The development of human resources has been aided by the sustained presence of IOCs in the domestic sector. Adnoc employees are continually seconded to its partners, providing them with valuable expertise.

The NOC’s staff are highly regarded and are often put in other senior jobs in the emirate’s non-oil sector. However, some respondents say the quality of staff and inter-departmental co-ordination are areas where the company could most improve.

The NOC is also known for being highly politicised, with decision-making regularly outside its control and in the hands of
external figures, who often take time to form a consensus.

The environment and health and safety issues will be paramount, especially as Adnoc gears up for sour gas production. Sour gas is extremely volatile and needs to be handled carefully to avoid explosion.
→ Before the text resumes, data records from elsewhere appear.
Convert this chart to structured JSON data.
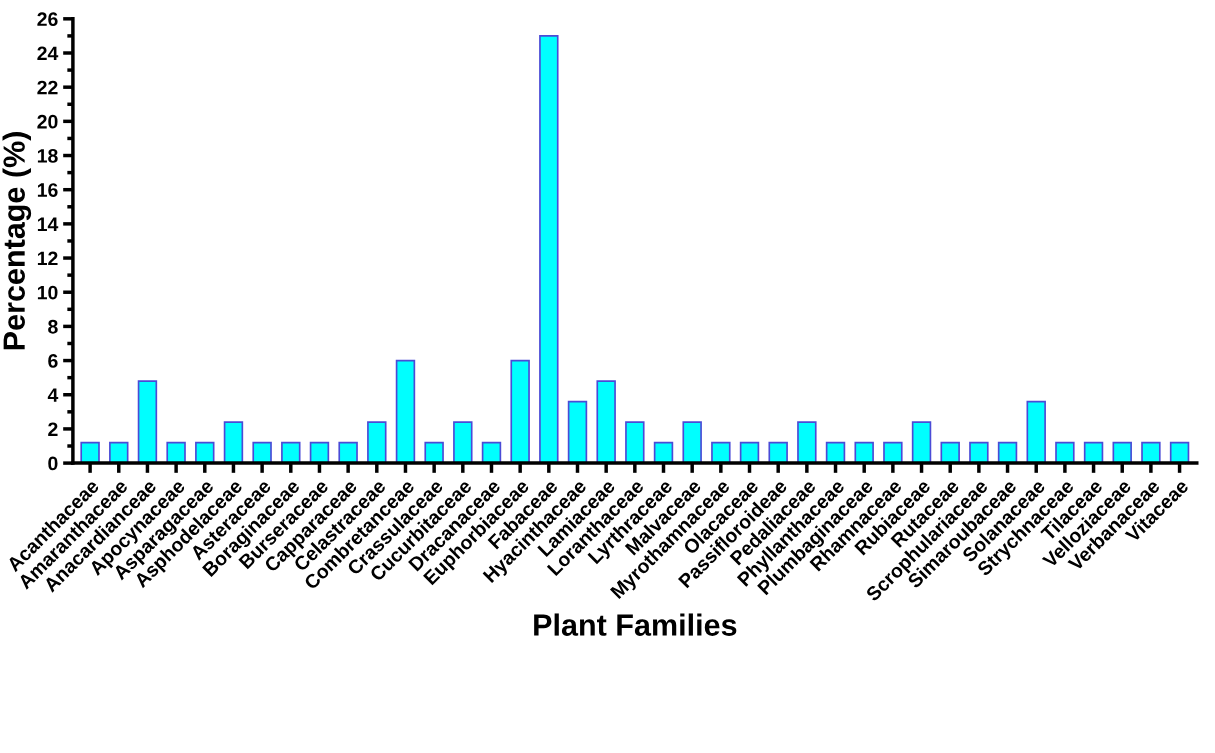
{
  "chart_data": {
    "type": "bar",
    "xlabel": "Plant Families",
    "ylabel": "Percentage (%)",
    "categories": [
      "Acanthaceae",
      "Amaranthaceae",
      "Anacardianceae",
      "Apocynaceae",
      "Asparagaceae",
      "Asphodelaceae",
      "Asteraceae",
      "Boraginaceae",
      "Burseraceae",
      "Capparaceae",
      "Celastraceae",
      "Combretanceae",
      "Crassulaceae",
      "Cucurbitaceae",
      "Dracanaceae",
      "Euphorbiaceae",
      "Fabaceae",
      "Hyacinthaceae",
      "Lamiaceae",
      "Loranthaceae",
      "Lyrthraceae",
      "Malvaceae",
      "Myrothamnaceae",
      "Olacaceae",
      "Passifloroideae",
      "Pedaliaceae",
      "Phyllanthaceae",
      "Plumbaginaceae",
      "Rhamnaceae",
      "Rubiaceae",
      "Rutaceae",
      "Scrophulariaceae",
      "Simaroubaceae",
      "Solanaceae",
      "Strychnaceae",
      "Tilaceae",
      "Velloziaceae",
      "Verbanaceae",
      "Vitaceae"
    ],
    "values": [
      1.2,
      1.2,
      4.8,
      1.2,
      1.2,
      2.4,
      1.2,
      1.2,
      1.2,
      1.2,
      2.4,
      6,
      1.2,
      2.4,
      1.2,
      6,
      25,
      3.6,
      4.8,
      2.4,
      1.2,
      2.4,
      1.2,
      1.2,
      1.2,
      2.4,
      1.2,
      1.2,
      1.2,
      2.4,
      1.2,
      1.2,
      1.2,
      3.6,
      1.2,
      1.2,
      1.2,
      1.2,
      1.2
    ],
    "color": "#00ffff",
    "ylim": [
      0,
      26
    ],
    "yticks": [
      0,
      2,
      4,
      6,
      8,
      10,
      12,
      14,
      16,
      18,
      20,
      22,
      24,
      26
    ],
    "grid": false
  }
}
Its production also creates the problem of how to handle its sulphur by-products.

The sour gas scheme highlights Adnoc’s willingness to enter areas in which regional NOCs have been reluctant to operate.

Nothing better exemplifies this than its plan to buy carbon dioxide and use the gas for reinjection processes, freeing up gas currently used for the purpose to be used in cleaner-burning power generation.

Adnoc’s formation of a joint venture firm for the production of nitrogen, also to be used for gas reinjection, highlights a similar innovation.

With a small population and some of the world’s largest oil and gas reserves, the challenge for Adnoc going forward will not be finding the cash to deliver its plans, but the necessary drive to implement them.